The causes and implications of DNL will be addressed in a network of wetland sites by testing the following hypotheses: (A) DNL in an ecosystem is a function of P turnover rates in the sediment chemical environment such that DNL will occur in ecosystems with greater net P mineralization rates; and (B) a greater proportion of gross primary production (GPP) will be stored in the ecosystem when DNL does not occur. The study sites include a mineral salt marsh, where DNL has been documented, and an organic salt marsh, as well as a mineral freshwater tidal marsh, and a pocosin, which are expected to differ in their patterns of autotrophic and heterotrophic nutrient limitation. The hypotheses will be tested using a standardized approach to study P cycling (including P mineralization and soil P binding), productivity of individual trophic components, and ecosystem metabolism in field-fertilized plots across these sites. Nutrient availability and the throughput of fixed-C in these ecosystems will be related to the nutrient limitations of primary producers and soil microbial heterotrophs.

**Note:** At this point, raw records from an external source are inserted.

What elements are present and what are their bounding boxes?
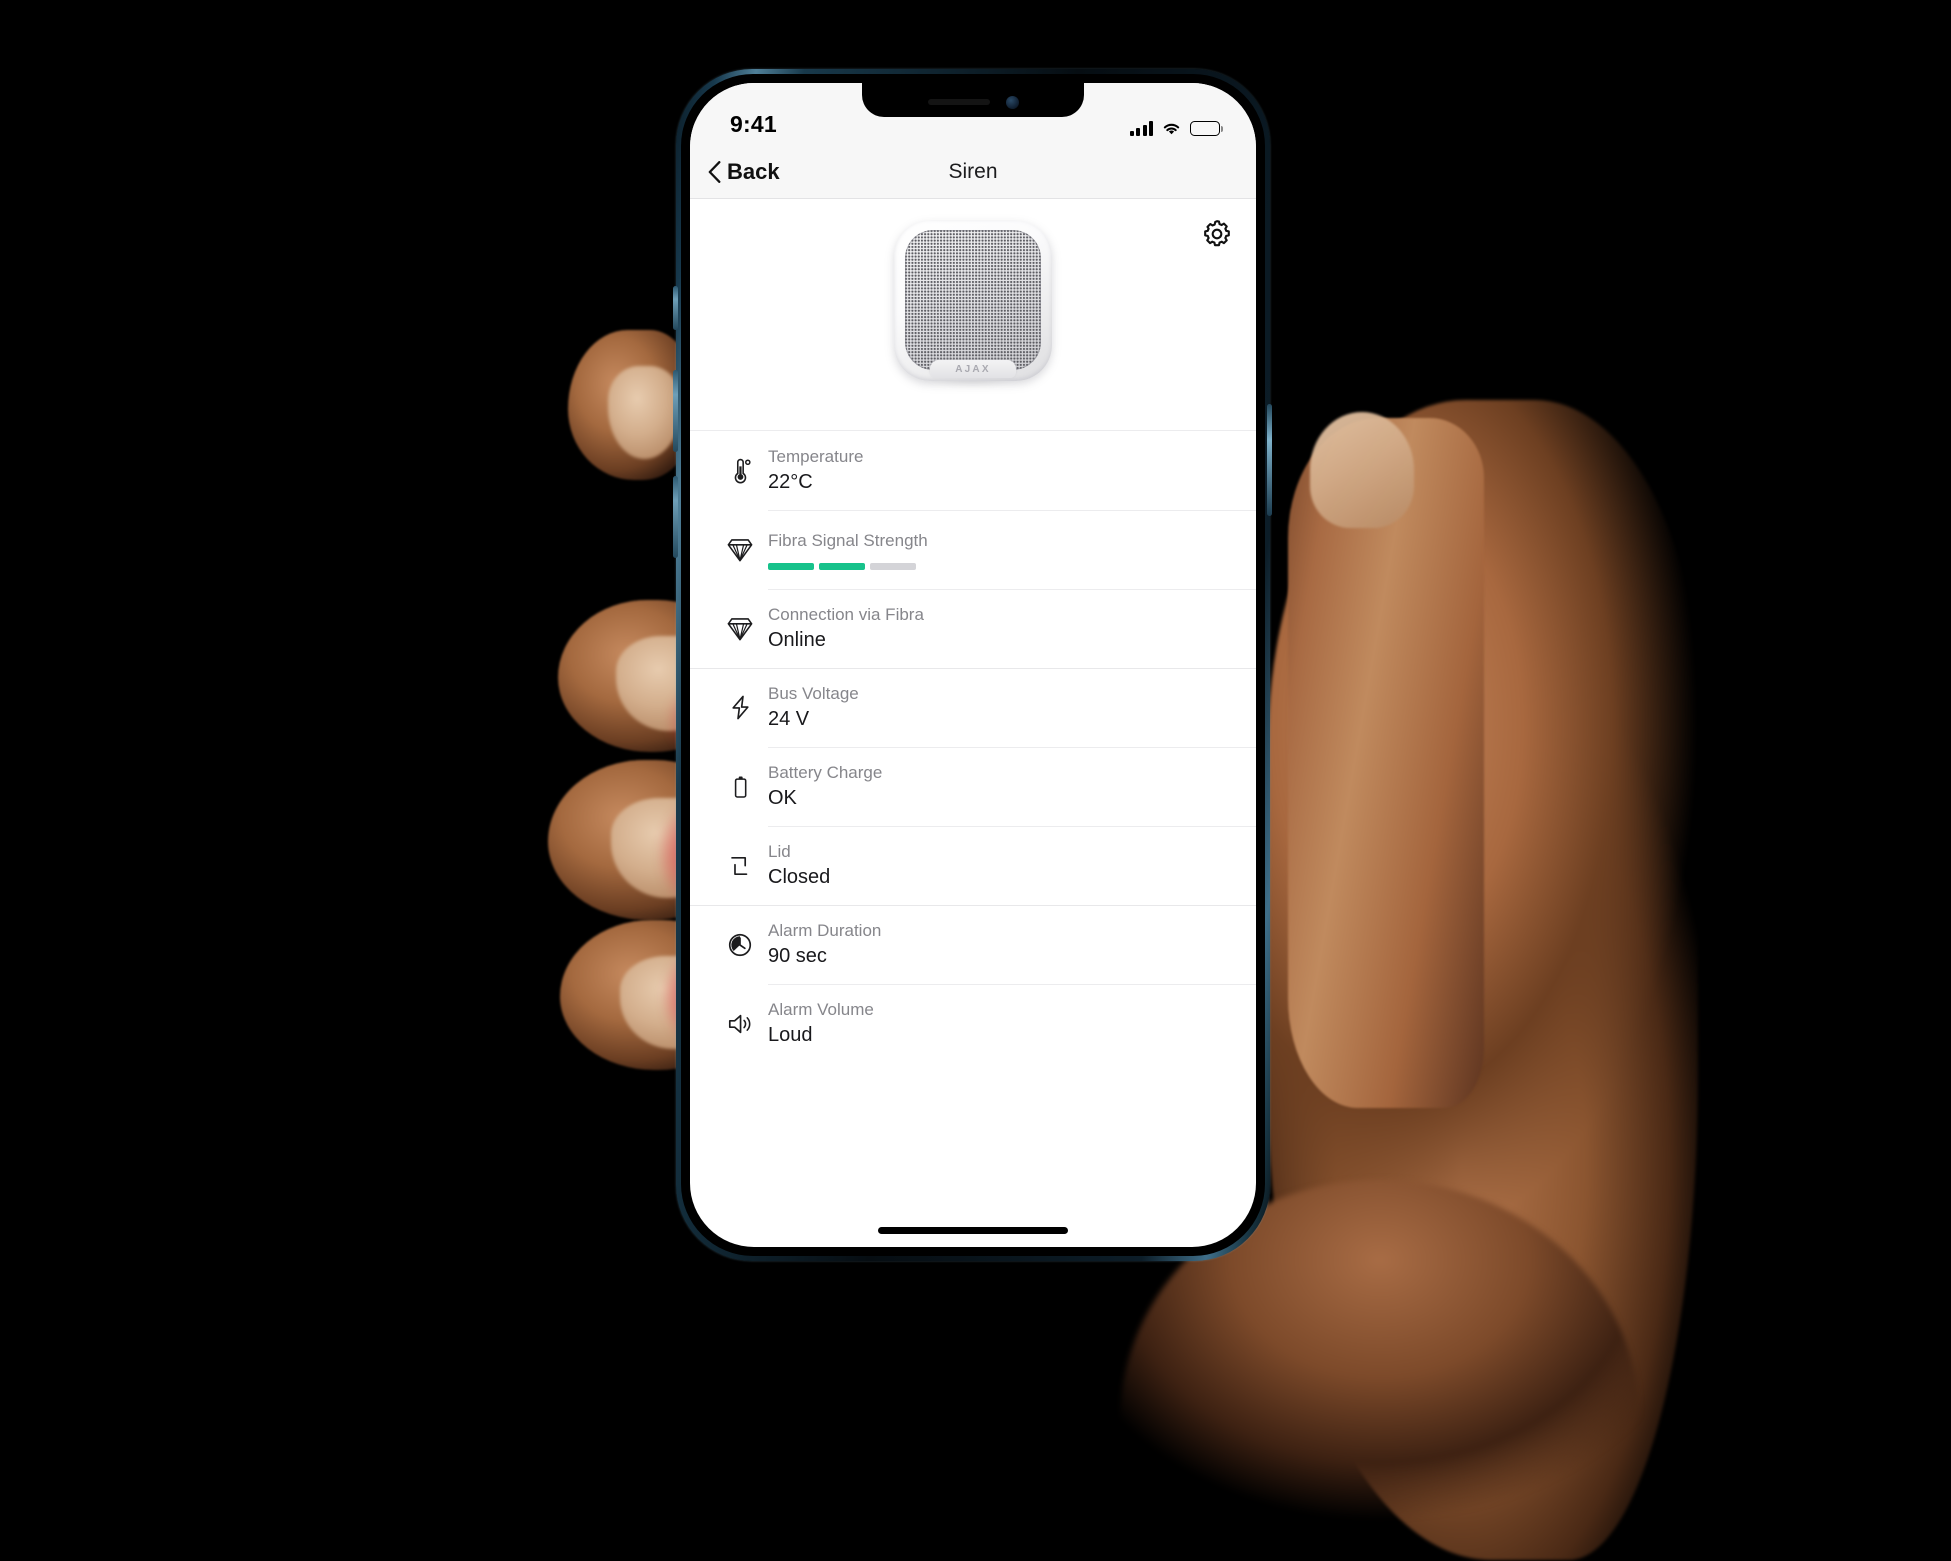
earpiece-speaker [927,99,990,105]
row-fibra-signal-strength[interactable]: Fibra Signal Strength [690,510,1256,589]
signal-bar [768,562,814,570]
fibra-diamond-icon [712,537,768,563]
thermometer-icon [712,457,768,485]
volume-down-button[interactable] [673,476,678,558]
row-value: Loud [768,1023,813,1046]
thumb [1288,418,1484,1108]
row-label: Fibra Signal Strength [768,531,928,551]
back-button[interactable]: Back [690,159,780,185]
device-brand-badge: AJAX [930,360,1016,378]
row-value: Online [768,628,826,651]
row-label: Battery Charge [768,762,883,782]
row-battery-charge[interactable]: Battery Charge OK [690,747,1256,826]
chevron-left-icon [708,161,721,183]
screenshot-scene: 9:41 Back Siren AJAX Temperature 22°C Fi… [0,0,1951,1561]
row-value: 24 V [768,707,810,730]
row-connection-via-fibra[interactable]: Connection via Fibra Online [690,589,1256,668]
speaker-volume-icon [712,1011,768,1037]
row-alarm-volume[interactable]: Alarm Volume Loud [690,984,1256,1063]
row-alarm-duration[interactable]: Alarm Duration 90 sec [690,905,1256,984]
row-label: Alarm Volume [768,999,874,1019]
device-status-list: Temperature 22°C Fibra Signal Strength C… [690,431,1256,1063]
home-indicator[interactable] [878,1227,1068,1234]
cellular-signal-icon [1129,121,1153,136]
mute-switch-button[interactable] [673,286,678,330]
signal-bar [870,562,916,570]
ajax-street-siren-device: AJAX [890,221,1056,393]
signal-strength-bars [768,562,1232,570]
row-bus-voltage[interactable]: Bus Voltage 24 V [690,668,1256,747]
gear-icon[interactable] [1200,217,1234,251]
wifi-icon [1161,121,1182,136]
phone-screen: 9:41 Back Siren AJAX Temperature 22°C Fi… [690,83,1256,1247]
notch [862,83,1084,117]
status-time: 9:41 [730,111,777,137]
clock-icon [712,931,768,959]
power-side-button[interactable] [1267,404,1272,516]
lid-tamper-icon [712,852,768,880]
device-brand-label: AJAX [955,363,991,375]
thumb-nail [1310,412,1414,528]
lightning-bolt-icon [712,693,768,722]
row-lid[interactable]: Lid Closed [690,826,1256,905]
status-icons [1129,121,1224,136]
device-hero: AJAX [690,199,1256,431]
navigation-bar: Back Siren [690,146,1256,199]
palm [1268,400,1698,1560]
row-value: 90 sec [768,944,827,967]
row-value: 22°C [768,470,813,493]
row-label: Alarm Duration [768,920,882,940]
row-value: Closed [768,865,831,888]
row-label: Bus Voltage [768,683,859,703]
row-label: Temperature [768,446,864,466]
row-temperature[interactable]: Temperature 22°C [690,431,1256,510]
back-button-label: Back [727,159,780,184]
row-label: Connection via Fibra [768,604,924,624]
fibra-diamond-icon [712,616,768,642]
volume-up-button[interactable] [673,370,678,452]
front-camera [1005,95,1019,109]
status-bar: 9:41 [690,83,1256,146]
row-value: OK [768,786,797,809]
battery-vertical-icon [712,773,768,801]
signal-bar [819,562,865,570]
row-label: Lid [768,841,791,861]
battery-full-icon [1190,121,1224,136]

The intellectual merit derives from a greater understanding of ecosystem development, the effects of nutrient availability on the cycling of carbon between autotrophic and heterotrophic organisms, and the fate of fixed C in ecosystems. Since not all ecosystems exhibit differential nutrient limitation, it is necessary to know: a) Why does DNL occurs in some ecosystems but not others? and b) What are the biogeochemical implications of DNL? The results from this study will have implications for ecosystem management and health. Because DNL has been demonstrated in other ecosystems, this study will be broadly relevant and the findings can be incorporated into contemporary theories of ecosystem development and the emerging theory of ecological stoichiometry. The proposed research provides a framework to integrate ecological studies at three scales by understanding the influence of ecological stoichiometry on biogeochemical cycles, productivity and respiration rates that govern ecosystem energetics.

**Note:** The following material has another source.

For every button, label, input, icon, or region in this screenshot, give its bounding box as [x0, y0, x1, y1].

The broader impacts include a major commitment to training students from under- represented groups as this project provides a platform for synergizing the strengths and resources of the three collaborating institutions to advance the participation of under- represented groups in ecosystem studies. This study commits resources to these students to provide hands-on experiences in scientific research and to promote their participation and retention in the sciences. Each summer, a dozen undergraduate students from minority serving institutions in South Dakota, North Carolina, and South Carolina will participate in research internships that will include an extended visit to USC’s Baruch Marine Field Laboratory for training/education in wetland science, to include participation in the proposed research. In addition to the minority student program, two graduate and multiple undergraduate students will be directly supported by this project. This research will support institutions in two EPSCoR states and will also provide resources to develop and enhance wetland and environmental courses at an Indian tribal college, the South Dakota School of Mines and Technology, and Duke University.